I search the forums but couldn't find one. Does anyone have a Pine Tar CP soap recipe they would like to share?

Thanks!


----------



## Guest (Jul 15, 2009)

You can use any recipe and sub the pine tar for 20% of your oils . Pine tar is on some calculators . Be prepared to work fast, I mean have everything ready to go , it moves fast . You might want to have somewhere to put the mold for a while , it smells , not horribly , but not perfume either. The pine tar I use has a nice smokey scent when it is cured. If you have any questions , feel free to pm me.

PS I used lard , co , po , and oo . I superfatted at 10%. It is a very soothing soap.
HTH

Kitn


----------



## carebear (Jul 15, 2009)

I tend to use about 30% lard in my pine tar recipes, for a few reasons:
- lard is cheap 
- lard is slow to trace

The rest I do in soft oils like safflower and olive - olive cause it too is slow to trace, and I like to have a good proportion (50%) of these liquid oils so that I can soap cool

So typically I do 25% safflower (HO), 25% olive, 30% lard, 20% pine tar.

Pine tar hints:
- leave the SB in the drawer
- measure your pine tar out with a plastic spoon and into a plastic cup that you have first poured some liquid oil into (I pour my safflower into the cup, then dump it into the bowl and then use the oily cup for my pine tar - does that make sense?).  It keeps the pine tar from sticking to the cup.  Or measure it directly into your melted soaping oils.
- soap cool
- make sure your mold is absolutely and completely ready to go
- I don't use palm as it seems to speed trace
- don't bother with a fragrance except maybe some lavender (IME)

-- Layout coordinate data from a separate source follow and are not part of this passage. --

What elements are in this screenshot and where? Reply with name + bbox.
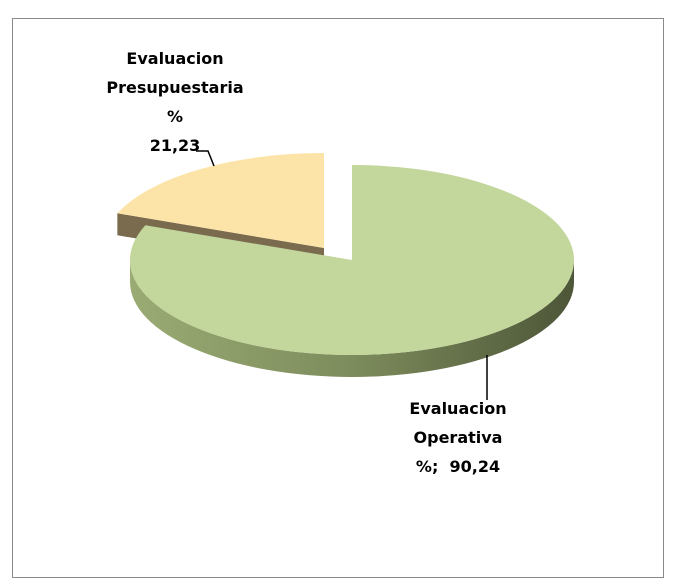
category-label: Evaluacion Operativa %; [409, 399, 507, 476]
body: {"chart_data": {"type": "pie", "categori… [12, 18, 664, 578]
page: body { margin: 0; width: 677px; height: … [12, 18, 664, 578]
leader-line [196, 150, 215, 167]
slice-label: Evaluacion Operativa %; 90,24 [388, 394, 528, 481]
chart [117, 150, 574, 400]
pie-slice [130, 165, 574, 355]
slice-side [130, 260, 574, 377]
category-label: Evaluacion Presupuestaria % [106, 49, 244, 126]
pie-slice [117, 153, 324, 248]
value-label: 21,23 [149, 136, 201, 155]
value-label: 90,24 [449, 457, 501, 476]
slice-label: Evaluacion Presupuestaria % 21,23 [100, 44, 250, 160]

There seems to be a range of "stinkiness".  The brand I have smells smoky-piney-yummy but I know some is just horrid.


----------



## jmk3482 (Jul 16, 2009)

Thanks a lot!!


----------



## Vintageliving (Oct 3, 2009)

Pine tar soap is on my to-do list.  Thank you for the help!


----------



## namastecreations (Oct 14, 2009)

anyone know where you can buy pine tar?  I have been searching on line but not having any luck.


----------



## ohsoap (Oct 14, 2009)

What are the benefits of Pine Tar?


----------



## soapchick (Oct 14, 2009)

You can buy pine tar at tractor and supply or any large feed store.  Horseshoers have been using it for years for problem horse feet.  It runs around 8.00 for a can which will last a long time.  It really is very let us say fragrant strong but dissipates in the soap over time.  
It has been known to be a great soap for eczema, psoraisis,fungal skin problems.


----------



## Vintageliving (Oct 23, 2009)

Carebear, do you mind posting what brand of pine tar you use?


----------



## carebear (Oct 23, 2009)

I'd love to but I don't have any around right now and don't know the brand off hand.

Sorry!


----------



## Vintageliving (Oct 23, 2009)

I ended up getting Bickmore brand pine tar,

http://www.bickmore.com/bickmore/Health ... neTar.html

ETA: Have just poured a batch into the molds.

Maybe we could give pine tar a name, such as "Fastest Trace in the West"!

Was great fun!


----------